Creating company culture is the CEO's concern, not just HR's
Leading management consultants will often tell you that changing an organisation’s culture is one of the hardest tasks there is in business. Undergoing a transformational shift throughout a company requires dedicated, consistent and planned messaging where actions have to be implemented to have any real effect.
If meetings and bonding sessions are held yet everyone reverts to the same type of behaviour immediately afterwards, then your chances of changing that culture are very limited. A good culture can attract new quality staff and a bad culture will encourage most staff to walk out the door.
“Eighty percent of managers believe that culture has a massive or substantial impact on employee attraction,” Shane Michael Hatton, coach and trainer, told HRD. “Gallup has been studying organisations and teams across the world for more than 80 years. Drawing on this research, the article ‘Culture Wins by Attracting the Top 20% of Candidates’ by Nate Dvorak and Ryan Pendell point out two compelling reasons why culture is your best attraction strategy.
“Strong culture is how we create ‘employees that become brand advocates’, with 71% of employees saying that the way they learn about job opportunities is through a referral from current employees of an organisation.
“Your team culture may not have a LinkedIn profile, it’s not at barbecues on the weekend talking with prospective employees and it doesn’t speak at conferences about how great it is to work in your team – but your people are, and they are talking about your culture. It’s why you should never underestimate the reach and influence of a raving fan or the damage that can come from a disgruntled employee.
“Their second insight is that talented people proactively seek out organisations with exceptional culture. That is, the top 20% of talent are more likely to ask questions relating to your culture.
“Dvorak and Pendell found that the most talented candidates ask questions like ‘Who will my manager be?’, ‘How will I learn and grow here?’ and ‘What does this company stand for?’ In contrast, they found that less talented prospects will ask transactional questions relating to issues like pay, perks and hours.”
When you arrive at a company you expect the basics of a good culture to exist – helpful colleagues, supportive environment, functional workstation and a planned learning or training program depending on your position.
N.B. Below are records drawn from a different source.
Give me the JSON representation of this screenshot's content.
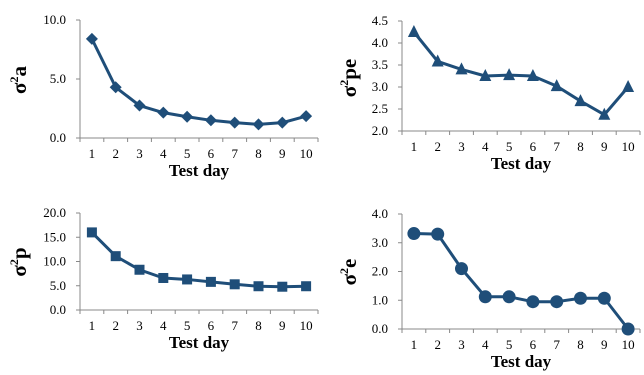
{
  "colors": {
    "series": "#1f4e79"
  },
  "chart_data": [
    {
      "type": "line",
      "marker": "diamond",
      "ylabel": {
        "base": "σ",
        "sup": "2",
        "rest": "a"
      },
      "xlabel": "Test day",
      "categories": [
        "1",
        "2",
        "3",
        "4",
        "5",
        "6",
        "7",
        "8",
        "9",
        "10"
      ],
      "values": [
        8.4,
        4.3,
        2.75,
        2.15,
        1.8,
        1.5,
        1.3,
        1.15,
        1.3,
        1.85
      ],
      "ylim": [
        0,
        10
      ],
      "yticks": [
        "0.0",
        "5.0",
        "10.0"
      ]
    },
    {
      "type": "line",
      "marker": "triangle",
      "ylabel": {
        "base": "σ",
        "sup": "2",
        "rest": "pe"
      },
      "xlabel": "Test day",
      "categories": [
        "1",
        "2",
        "3",
        "4",
        "5",
        "6",
        "7",
        "8",
        "9",
        "10"
      ],
      "values": [
        4.25,
        3.58,
        3.4,
        3.25,
        3.27,
        3.25,
        3.02,
        2.68,
        2.37,
        3.0
      ],
      "ylim": [
        2.0,
        4.5
      ],
      "yticks": [
        "2.0",
        "2.5",
        "3.0",
        "3.5",
        "4.0",
        "4.5"
      ]
    },
    {
      "type": "line",
      "marker": "square",
      "ylabel": {
        "base": "σ",
        "sup": "2",
        "rest": "p"
      },
      "xlabel": "Test day",
      "categories": [
        "1",
        "2",
        "3",
        "4",
        "5",
        "6",
        "7",
        "8",
        "9",
        "10"
      ],
      "values": [
        16.0,
        11.1,
        8.3,
        6.6,
        6.3,
        5.8,
        5.3,
        4.9,
        4.8,
        4.9
      ],
      "ylim": [
        0,
        20
      ],
      "yticks": [
        "0.0",
        "5.0",
        "10.0",
        "15.0",
        "20.0"
      ]
    },
    {
      "type": "line",
      "marker": "circle",
      "ylabel": {
        "base": "σ",
        "sup": "2",
        "rest": "e"
      },
      "xlabel": "Test day",
      "categories": [
        "1",
        "2",
        "3",
        "4",
        "5",
        "6",
        "7",
        "8",
        "9",
        "10"
      ],
      "values": [
        3.32,
        3.3,
        2.1,
        1.12,
        1.12,
        0.95,
        0.95,
        1.07,
        1.07,
        0.0
      ],
      "ylim": [
        0,
        4
      ],
      "yticks": [
        "0.0",
        "1.0",
        "2.0",
        "3.0",
        "4.0"
      ]
    }
  ]
}
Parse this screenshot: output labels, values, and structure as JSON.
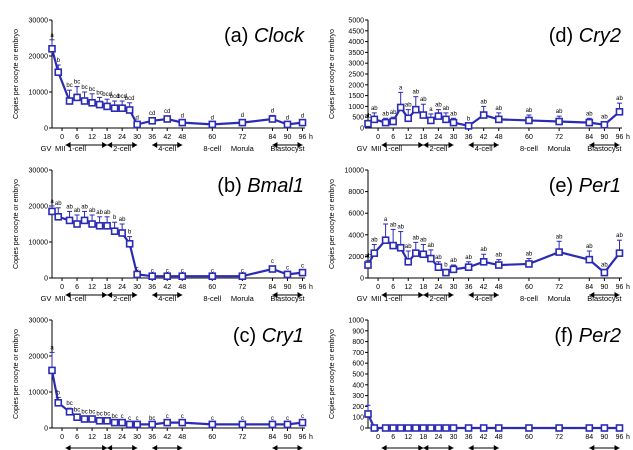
{
  "figure": {
    "ylabel": "Copies per oocyte  or embryo",
    "x_ticks": [
      "0",
      "6",
      "12",
      "18",
      "24",
      "30",
      "36",
      "42",
      "48",
      "60",
      "72",
      "84",
      "90",
      "96"
    ],
    "x_unit": "h",
    "stage_labels": [
      "GV",
      "MII",
      "1-cell",
      "2-cell",
      "4-cell",
      "8-cell",
      "Morula",
      "Blastocyst"
    ],
    "colors": {
      "line": "#2b2bb3",
      "marker_fill": "#ffffff",
      "error_bar": "#2b2bb3"
    }
  },
  "chart_data": [
    {
      "type": "line",
      "panel": "a",
      "title_prefix": "(a) ",
      "title_gene": "Clock",
      "ylim": [
        0,
        30000
      ],
      "yticks": [
        0,
        10000,
        20000,
        30000
      ],
      "x": [
        "GV",
        "MII",
        3,
        6,
        9,
        12,
        15,
        18,
        21,
        24,
        27,
        30,
        36,
        42,
        48,
        60,
        72,
        84,
        90,
        96
      ],
      "values": [
        22000,
        15500,
        7500,
        8500,
        7500,
        7000,
        6500,
        6000,
        5500,
        5500,
        5000,
        1000,
        2000,
        2500,
        1500,
        1000,
        1500,
        2500,
        1000,
        1500
      ],
      "errors": [
        2500,
        2000,
        3000,
        3000,
        2500,
        2500,
        2000,
        2000,
        2000,
        2000,
        2000,
        500,
        800,
        800,
        600,
        500,
        700,
        1000,
        500,
        600
      ],
      "sig_labels": [
        "a",
        "b",
        "bc",
        "bc",
        "bc",
        "bc",
        "bc",
        "bcd",
        "bcd",
        "bcd",
        "bcd",
        "d",
        "cd",
        "cd",
        "d",
        "d",
        "d",
        "d",
        "d",
        "d"
      ],
      "show_stage_labels": true
    },
    {
      "type": "line",
      "panel": "b",
      "title_prefix": "(b) ",
      "title_gene": "Bmal1",
      "ylim": [
        0,
        30000
      ],
      "yticks": [
        0,
        10000,
        20000,
        30000
      ],
      "x": [
        "GV",
        "MII",
        3,
        6,
        9,
        12,
        15,
        18,
        21,
        24,
        27,
        30,
        36,
        42,
        48,
        60,
        72,
        84,
        90,
        96
      ],
      "values": [
        18500,
        17000,
        16000,
        15000,
        16000,
        15000,
        14500,
        14500,
        13000,
        12500,
        9500,
        1000,
        500,
        500,
        500,
        500,
        500,
        2500,
        1000,
        1500
      ],
      "errors": [
        1500,
        2500,
        2500,
        2500,
        2500,
        2500,
        2500,
        2500,
        2500,
        2500,
        2000,
        300,
        200,
        200,
        200,
        200,
        200,
        800,
        500,
        600
      ],
      "sig_labels": [
        "a",
        "ab",
        "ab",
        "ab",
        "ab",
        "ab",
        "ab",
        "ab",
        "b",
        "ab",
        "b",
        "c",
        "c",
        "c",
        "c",
        "c",
        "c",
        "c",
        "c",
        "c"
      ],
      "show_stage_labels": true
    },
    {
      "type": "line",
      "panel": "c",
      "title_prefix": "(c) ",
      "title_gene": "Cry1",
      "ylim": [
        0,
        30000
      ],
      "yticks": [
        0,
        10000,
        20000,
        30000
      ],
      "x": [
        "GV",
        "MII",
        3,
        6,
        9,
        12,
        15,
        18,
        21,
        24,
        27,
        30,
        36,
        42,
        48,
        60,
        72,
        84,
        90,
        96
      ],
      "values": [
        16000,
        7000,
        4500,
        3000,
        2500,
        2500,
        2000,
        2000,
        1500,
        1500,
        1000,
        1000,
        1000,
        1500,
        1500,
        1000,
        1000,
        1000,
        1000,
        1500
      ],
      "errors": [
        5000,
        1500,
        1000,
        800,
        700,
        700,
        600,
        600,
        500,
        500,
        400,
        400,
        400,
        500,
        500,
        400,
        400,
        400,
        400,
        500
      ],
      "sig_labels": [
        "a",
        "b",
        "bc",
        "bc",
        "bc",
        "bc",
        "bc",
        "bc",
        "bc",
        "c",
        "c",
        "c",
        "bc",
        "c",
        "c",
        "c",
        "c",
        "c",
        "c",
        "c"
      ],
      "show_stage_labels": false
    },
    {
      "type": "line",
      "panel": "d",
      "title_prefix": "(d) ",
      "title_gene": "Cry2",
      "ylim": [
        0,
        5000
      ],
      "yticks": [
        0,
        500,
        1000,
        1500,
        2000,
        2500,
        3000,
        3500,
        4000,
        4500,
        5000
      ],
      "x": [
        "GV",
        "MII",
        3,
        6,
        9,
        12,
        15,
        18,
        21,
        24,
        27,
        30,
        36,
        42,
        48,
        60,
        72,
        84,
        90,
        96
      ],
      "values": [
        200,
        400,
        250,
        300,
        950,
        450,
        850,
        600,
        350,
        550,
        400,
        250,
        100,
        600,
        400,
        350,
        300,
        250,
        150,
        750
      ],
      "errors": [
        150,
        300,
        200,
        200,
        700,
        400,
        600,
        500,
        300,
        300,
        300,
        200,
        100,
        400,
        300,
        250,
        250,
        200,
        150,
        400
      ],
      "sig_labels": [
        "ab",
        "ab",
        "ab",
        "ab",
        "a",
        "ab",
        "ab",
        "ab",
        "a",
        "ab",
        "ab",
        "ab",
        "b",
        "ab",
        "ab",
        "ab",
        "ab",
        "ab",
        "ab",
        "ab"
      ],
      "show_stage_labels": true
    },
    {
      "type": "line",
      "panel": "e",
      "title_prefix": "(e) ",
      "title_gene": "Per1",
      "ylim": [
        0,
        10000
      ],
      "yticks": [
        0,
        2000,
        4000,
        6000,
        8000,
        10000
      ],
      "x": [
        "GV",
        "MII",
        3,
        6,
        9,
        12,
        15,
        18,
        21,
        24,
        27,
        30,
        36,
        42,
        48,
        60,
        72,
        84,
        90,
        96
      ],
      "values": [
        1200,
        2300,
        3500,
        3000,
        2800,
        1500,
        2300,
        2200,
        1800,
        1000,
        500,
        800,
        1000,
        1500,
        1200,
        1300,
        2400,
        1700,
        500,
        2300
      ],
      "errors": [
        400,
        800,
        1500,
        1500,
        1500,
        1000,
        1000,
        900,
        800,
        500,
        300,
        400,
        500,
        700,
        500,
        500,
        1000,
        800,
        300,
        1200
      ],
      "sig_labels": [
        "ab",
        "ab",
        "a",
        "ab",
        "ab",
        "ab",
        "ab",
        "ab",
        "ab",
        "ab",
        "b",
        "ab",
        "ab",
        "ab",
        "ab",
        "ab",
        "ab",
        "ab",
        "ab",
        "ab"
      ],
      "show_stage_labels": true
    },
    {
      "type": "line",
      "panel": "f",
      "title_prefix": "(f) ",
      "title_gene": "Per2",
      "ylim": [
        0,
        1000
      ],
      "yticks": [
        0,
        100,
        200,
        300,
        400,
        500,
        600,
        700,
        800,
        900,
        1000
      ],
      "x": [
        "GV",
        "MII",
        3,
        6,
        9,
        12,
        15,
        18,
        21,
        24,
        27,
        30,
        36,
        42,
        48,
        60,
        72,
        84,
        90,
        96
      ],
      "values": [
        130,
        0,
        0,
        0,
        0,
        0,
        0,
        0,
        0,
        0,
        0,
        0,
        0,
        0,
        0,
        0,
        0,
        0,
        0,
        0
      ],
      "errors": [
        80,
        0,
        0,
        0,
        0,
        0,
        0,
        0,
        0,
        0,
        0,
        0,
        0,
        0,
        0,
        0,
        0,
        0,
        0,
        0
      ],
      "sig_labels": [],
      "show_stage_labels": false
    }
  ]
}
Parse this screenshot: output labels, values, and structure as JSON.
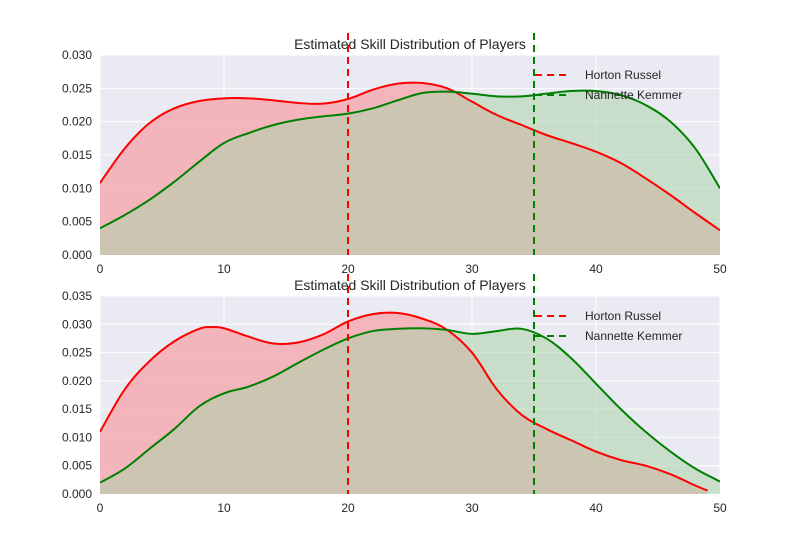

And it’ not just up to HR – a culture should always emanate from the CEO and the boardroom.
It is not hard for companies to get the little things right but surprisingly they often get them wrong with areas such as IT set-up and clear communication of work priorities the biggest areas of new employee frustration. A lack of company direction or if an employee doesn’t feel included in team meetings or either informal gatherings within the office, can also have a big impact.
“Of all the areas managers believe culture has the greatest impact on, employee engagement is at the top of the list, with 83% saying it has a massive or substantial impact,” Hatton added.
“From a study of nearly 4000 skilled employees, the Hays Salary Guide FY21/22 revealed the top reasons employees are looking for another job - alongside a lack of promotional opportunities and a competitive salary - was ‘poor management and workplace culture’ that made it into the top three for more than a third of respondents.
“Culture isn’t just your best attraction strategy, it’s also your most valuable retention strategy, because it’s a driving factor in employee engagement. Engaged people don’t just perform better, they also stay longer. While an attraction strategy may entice great people through the front door of your organisation, strong culture will prevent them from slipping out the back.
“Success starts with finding and keeping the best people. A pay cheque and perks might get their attention, and a ping-pong table in the break room might make lunchtime more enjoyable, but the culture is your team’s best unseen competitive advantage.”